— Нет! — вдруг выкрикивает Эллисон, и я сразу вспоминаю нашу последнюю встречу. Эта девушка говорит редко, но когда открывает рот, остановить ее невозможно. — Вы помните, в чем заключалась наша идея? В том, что в спектакле примут участие все дети — и богатые, и бедные. Поэтому должно быть так: Тамика и Пирс. По одному с каждой стороны. В этом весь смысл.
Все замолкают, не решаясь спорить, и Винсенту удается воспользоваться моментом.
— Хорошо, хорошо, если вы все этого хотите, я не возражаю. Пусть будут Тамика и Пирс.
Однако он, похоже, не до конца уверен, пора ли уже вернуться в режиссерское кресло или же стоит продолжать изображать из себя дипломата.
— У кого-нибудь есть еще какие-то пожелания?
— Винсент, я уверена, что с остальными ты и сам разберешься, — милостиво произносит Хизер. Главные роли распределены, и ее миссию можно считать выполненной. Деталями пусть займутся наемные служащие. — Но у меня есть кое-какие новости относительно благотворительного приема, — говорит она, обращаясь к остальным леди. — Я позвонила Кейт, и она согласилась участвовать.
О чем, интересно, мы сейчас будем говорить? И как фамилия этой Кейт? Хэпберн? Хадсон? Кьюрик?
— Кейт предоставит для подарков розовые кожаные бумажники из своей последней коллекции, — торжественно объявляет Хизер, — но их получат только те спонсоры, которые выделят более тысячи долларов. Я выпросила у нее записные книжки для тех, кто пожертвует более пятисот. Вы ведь знаете, эти бумажники очень дорогие. Никто не откажется их иметь. С ее стороны это сказочно щедрый жест.
Теперь я понимаю, о ком идет речь, — о Кейт Спейд. Мне и самой нравятся ее бумажники. Неделю назад я купила такой — просто потрясающий — всего за пять долларов на углу Пятьдесят второй улицы и Шестой авеню и теперь готова пообещать приобрести несколько кошельков для тех дарителей, которые пожертвуют на наше шоу менее пятисот долларов, но вовремя останавливаюсь. Эти леди, вероятно, даже не подозревают, что у уличных торговцев можно купить что-то, помимо соленого печенья, и я не собираюсь разрушать их иллюзии.
Мы надеваем пальто, обмениваемся прощальными поцелуями и выходим на улицу, где в ожидании замерли автомобили с водителями. Я слышу урчание работающих моторов. Аманда быстро ныряет в одно авто, Памела с Пирсом устраивается в другом и машет Аманде через тонированное стекло. Да, такие девушки ни за что не поедут в одной машине, даже если живут на одном этаже.

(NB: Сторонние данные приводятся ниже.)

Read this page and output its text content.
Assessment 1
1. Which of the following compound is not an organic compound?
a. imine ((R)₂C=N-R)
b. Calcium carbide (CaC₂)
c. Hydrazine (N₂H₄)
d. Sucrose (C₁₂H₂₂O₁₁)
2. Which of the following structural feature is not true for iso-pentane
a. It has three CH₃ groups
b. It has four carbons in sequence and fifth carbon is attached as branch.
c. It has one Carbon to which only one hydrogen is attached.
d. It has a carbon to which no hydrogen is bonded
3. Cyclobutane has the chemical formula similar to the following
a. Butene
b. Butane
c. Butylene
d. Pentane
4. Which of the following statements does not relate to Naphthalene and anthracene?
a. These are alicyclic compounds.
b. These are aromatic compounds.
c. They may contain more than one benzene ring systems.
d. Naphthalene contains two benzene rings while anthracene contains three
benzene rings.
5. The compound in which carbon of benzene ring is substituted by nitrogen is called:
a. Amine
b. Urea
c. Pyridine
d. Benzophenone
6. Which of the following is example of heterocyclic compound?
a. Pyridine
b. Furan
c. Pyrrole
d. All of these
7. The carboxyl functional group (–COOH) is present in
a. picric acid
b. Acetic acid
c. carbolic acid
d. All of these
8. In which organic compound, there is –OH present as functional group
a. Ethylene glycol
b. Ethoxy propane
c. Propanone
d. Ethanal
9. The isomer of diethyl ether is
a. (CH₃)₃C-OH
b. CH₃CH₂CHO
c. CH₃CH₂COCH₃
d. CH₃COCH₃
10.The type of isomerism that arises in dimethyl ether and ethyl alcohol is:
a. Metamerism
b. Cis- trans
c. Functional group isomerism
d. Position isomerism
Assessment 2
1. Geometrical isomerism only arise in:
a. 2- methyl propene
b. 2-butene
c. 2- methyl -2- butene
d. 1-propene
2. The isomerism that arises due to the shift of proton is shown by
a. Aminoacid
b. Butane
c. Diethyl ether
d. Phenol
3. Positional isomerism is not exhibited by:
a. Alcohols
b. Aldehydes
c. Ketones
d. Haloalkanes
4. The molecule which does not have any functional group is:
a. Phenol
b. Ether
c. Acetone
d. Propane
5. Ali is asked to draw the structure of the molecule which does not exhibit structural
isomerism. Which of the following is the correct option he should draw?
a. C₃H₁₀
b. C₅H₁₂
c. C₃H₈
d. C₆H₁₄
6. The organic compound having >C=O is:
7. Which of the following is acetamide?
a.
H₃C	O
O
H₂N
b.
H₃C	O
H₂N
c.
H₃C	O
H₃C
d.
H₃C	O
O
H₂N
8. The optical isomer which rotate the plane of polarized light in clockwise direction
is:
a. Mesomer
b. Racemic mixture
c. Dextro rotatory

Поскольку меня не ждет ни водитель, ни собственное авто, ни даже такси, я перехожу улицу и стараюсь поскорее скрыться из поля зрения компании с Парк-авеню. Мне не хочется, чтобы они узнали, что я собираюсь идти пешком, причем до самого вокзала. Я смотрю на часы, прикидывая, есть ли еще шанс успеть на поезд, отправляющийся в шесть одиннадцать. Что ж, надежда есть всегда. Я иду через город по Сорок пятой улице со скоростью, которая удивила бы саму Мэрион Джонс, ныряю в черный вход Гранд-Сентрал, сворачиваю к пригородным поездам, тяжело дыша, бегу к одиннадцатому пути и оказываюсь в первом вагоне за девяносто секунд до отправления поезда. Черт! Я бы вполне успела купить пачку «Твиззлерс». Через минуту в вагон вваливаются запыхавшиеся пассажиры, явившиеся как раз в последнюю секунду, и начинают протискиваться на свободные места. Могу поклясться, что у каждого из них в руках пачка «Твиззлерс».